Lordstown will begin delivering electric pickup trucks this year, according to the chairman of Foxconn, the company that now owns the EV startup's Ohio factory.
"Electric pickups made in cooperation with Lordstown will begin shipping in the second half of this year, Young Liu said in an interview with Nikkei Asia published Sunday. He also said Foxconn's own electric bus "will hit the road" in southern Taiwan within the same timespan.
After many delays in getting its Endurance pickup ready for production, Lordstown announced in November 2021 that it had sold its former General Motors factory to Foxconn for $230 million. At the time, it said deliveries would be pushed back to the third quarter of 2022.

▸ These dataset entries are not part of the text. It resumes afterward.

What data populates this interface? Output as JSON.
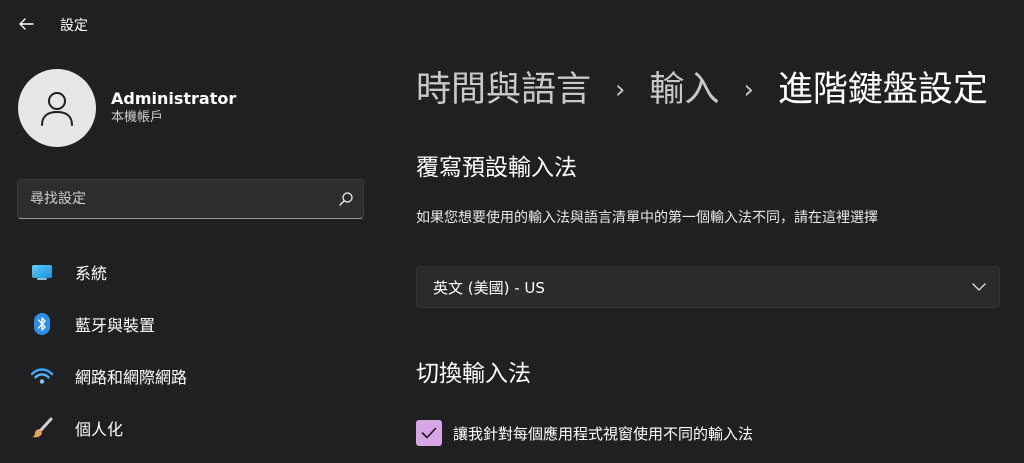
{
  "app": {
    "title": "設定"
  },
  "profile": {
    "name": "Administrator",
    "account_type": "本機帳戶"
  },
  "search": {
    "placeholder": "尋找設定"
  },
  "sidebar": {
    "items": [
      {
        "label": "系統",
        "icon": "monitor-icon"
      },
      {
        "label": "藍牙與裝置",
        "icon": "bluetooth-icon"
      },
      {
        "label": "網路和網際網路",
        "icon": "wifi-icon"
      },
      {
        "label": "個人化",
        "icon": "brush-icon"
      }
    ]
  },
  "breadcrumb": {
    "items": [
      "時間與語言",
      "輸入"
    ],
    "separator": "›",
    "current": "進階鍵盤設定"
  },
  "override": {
    "title": "覆寫預設輸入法",
    "description": "如果您想要使用的輸入法與語言清單中的第一個輸入法不同，請在這裡選擇",
    "selected_value": "英文 (美國) - US"
  },
  "switching": {
    "title": "切換輸入法",
    "checkbox_label": "讓我針對每個應用程式視窗使用不同的輸入法",
    "checkbox_checked": true
  },
  "colors": {
    "background": "#202020",
    "accent": "#d8a6e6"
  }
}
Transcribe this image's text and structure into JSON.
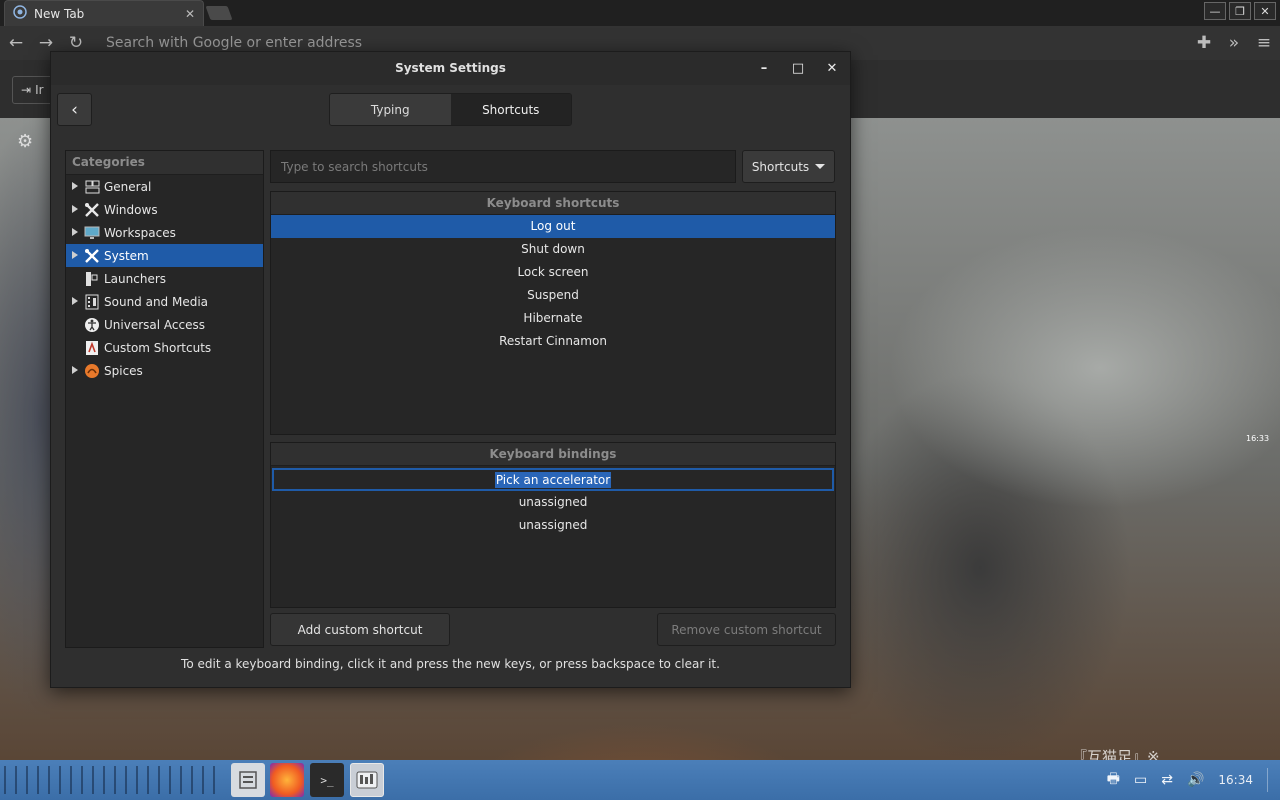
{
  "browser": {
    "tab_title": "New Tab",
    "tab_close": "✕",
    "url_placeholder": "Search with Google or enter address",
    "bookmark_label": "Ir",
    "window_buttons": [
      "—",
      "❐",
      "✕"
    ],
    "nav_icons": [
      "back-icon",
      "forward-icon",
      "reload-icon"
    ]
  },
  "background_content": {
    "camera_time": "16:33",
    "caption": "『互猫足』※…"
  },
  "dialog": {
    "title": "System Settings",
    "controls": {
      "minimize": "–",
      "maximize": "□",
      "close": "✕"
    },
    "back": "‹",
    "tabs": [
      {
        "label": "Typing",
        "active": false
      },
      {
        "label": "Shortcuts",
        "active": true
      }
    ],
    "categories": {
      "header": "Categories",
      "items": [
        {
          "label": "General",
          "expandable": true,
          "selected": false,
          "icon": "general-icon"
        },
        {
          "label": "Windows",
          "expandable": true,
          "selected": false,
          "icon": "windows-icon"
        },
        {
          "label": "Workspaces",
          "expandable": true,
          "selected": false,
          "icon": "workspaces-icon"
        },
        {
          "label": "System",
          "expandable": true,
          "selected": true,
          "icon": "system-icon"
        },
        {
          "label": "Launchers",
          "expandable": false,
          "selected": false,
          "icon": "launchers-icon"
        },
        {
          "label": "Sound and Media",
          "expandable": true,
          "selected": false,
          "icon": "sound-media-icon"
        },
        {
          "label": "Universal Access",
          "expandable": false,
          "selected": false,
          "icon": "universal-access-icon"
        },
        {
          "label": "Custom Shortcuts",
          "expandable": false,
          "selected": false,
          "icon": "custom-shortcuts-icon"
        },
        {
          "label": "Spices",
          "expandable": true,
          "selected": false,
          "icon": "spices-icon"
        }
      ]
    },
    "search": {
      "placeholder": "Type to search shortcuts",
      "value": ""
    },
    "dropdown": {
      "label": "Shortcuts"
    },
    "shortcuts": {
      "header": "Keyboard shortcuts",
      "items": [
        "Log out",
        "Shut down",
        "Lock screen",
        "Suspend",
        "Hibernate",
        "Restart Cinnamon"
      ],
      "selected_index": 0
    },
    "bindings": {
      "header": "Keyboard bindings",
      "editing_prompt": "Pick an accelerator",
      "items": [
        "unassigned",
        "unassigned"
      ]
    },
    "buttons": {
      "add": "Add custom shortcut",
      "remove": "Remove custom shortcut"
    },
    "hint": "To edit a keyboard binding, click it and press the new keys, or press backspace to clear it."
  },
  "taskbar": {
    "apps": [
      "files-icon",
      "firefox-icon",
      "terminal-icon",
      "system-settings-icon"
    ],
    "terminal_glyph": ">_",
    "tray_icons": [
      "printer-icon",
      "display-icon",
      "network-icon",
      "volume-icon"
    ],
    "clock": "16:34"
  },
  "colors": {
    "selection": "#1f5ba8",
    "dialog_bg": "#2f2f2f",
    "list_bg": "#262626",
    "taskbar": "#4b7fb9"
  }
}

Lordstown was created to save the former GM factory in its namesake Ohio town. It unveiled what it claimed was a production-ready version of the Endurance in 2020, but has delayed the start of production multiple times, claiming numerous issues.
As part of the deal, Foxconn made an additional $50 million equity investment in Lordstown in October 2021, and Lordstown agreed to pursue a joint-venture agreement with Foxconn under which the iPhone maker is expected to act as contract manufacturer for the Endurance.

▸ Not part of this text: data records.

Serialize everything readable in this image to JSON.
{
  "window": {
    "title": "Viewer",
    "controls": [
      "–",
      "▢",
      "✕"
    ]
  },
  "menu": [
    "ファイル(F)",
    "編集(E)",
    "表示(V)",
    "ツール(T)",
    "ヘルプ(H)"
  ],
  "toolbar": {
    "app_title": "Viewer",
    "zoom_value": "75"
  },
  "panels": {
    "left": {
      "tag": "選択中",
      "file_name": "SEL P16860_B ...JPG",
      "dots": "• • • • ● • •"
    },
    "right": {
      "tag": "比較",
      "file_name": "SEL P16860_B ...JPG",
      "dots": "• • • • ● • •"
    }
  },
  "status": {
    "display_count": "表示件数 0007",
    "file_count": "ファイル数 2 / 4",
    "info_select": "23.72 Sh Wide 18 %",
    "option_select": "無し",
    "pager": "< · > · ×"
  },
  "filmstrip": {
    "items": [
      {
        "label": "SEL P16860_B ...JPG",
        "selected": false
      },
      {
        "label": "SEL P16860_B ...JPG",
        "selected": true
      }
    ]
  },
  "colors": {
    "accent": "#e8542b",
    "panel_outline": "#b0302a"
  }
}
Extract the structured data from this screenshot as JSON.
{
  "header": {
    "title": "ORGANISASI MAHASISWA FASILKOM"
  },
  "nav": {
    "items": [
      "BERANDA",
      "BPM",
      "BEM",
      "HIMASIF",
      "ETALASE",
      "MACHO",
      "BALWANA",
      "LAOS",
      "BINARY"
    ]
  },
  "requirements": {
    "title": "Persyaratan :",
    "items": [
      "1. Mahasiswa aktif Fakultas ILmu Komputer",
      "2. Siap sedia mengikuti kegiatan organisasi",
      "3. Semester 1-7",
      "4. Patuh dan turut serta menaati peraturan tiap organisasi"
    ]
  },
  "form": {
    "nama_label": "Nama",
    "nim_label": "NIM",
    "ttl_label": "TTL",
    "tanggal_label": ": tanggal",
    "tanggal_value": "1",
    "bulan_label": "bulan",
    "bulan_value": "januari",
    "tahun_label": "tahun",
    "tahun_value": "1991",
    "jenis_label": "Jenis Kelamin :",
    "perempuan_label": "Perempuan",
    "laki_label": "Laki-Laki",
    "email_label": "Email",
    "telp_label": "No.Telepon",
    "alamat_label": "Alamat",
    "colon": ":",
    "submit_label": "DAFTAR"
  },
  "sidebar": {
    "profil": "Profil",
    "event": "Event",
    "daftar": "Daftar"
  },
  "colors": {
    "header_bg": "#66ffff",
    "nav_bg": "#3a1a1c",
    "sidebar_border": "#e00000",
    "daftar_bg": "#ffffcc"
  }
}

Lordstown initially pitched in-wheel hub motors as the main selling point for the Endurance and other planned vehicles. The company licensed a hub-motor design from Slovenian firm Elaphe, and had planned to manufacture motors at its own factory.
But CEO Daniel Ninivaggi, who replaced founding CEO Steve Burns after the latter was ousted over allegedly inflated order claims, has reportedly downplayed the importance of the technology—which Ford quickly nixed for the F-150 Lightning.
Burns has called the Lightning's launch a "watershed moment," arguing that it legitimized Lordstown's electric-truck focus. Perhaps given the tremendous demand for the Lightning, Lordstown might be able to carve its own market out of this—if it acts soon.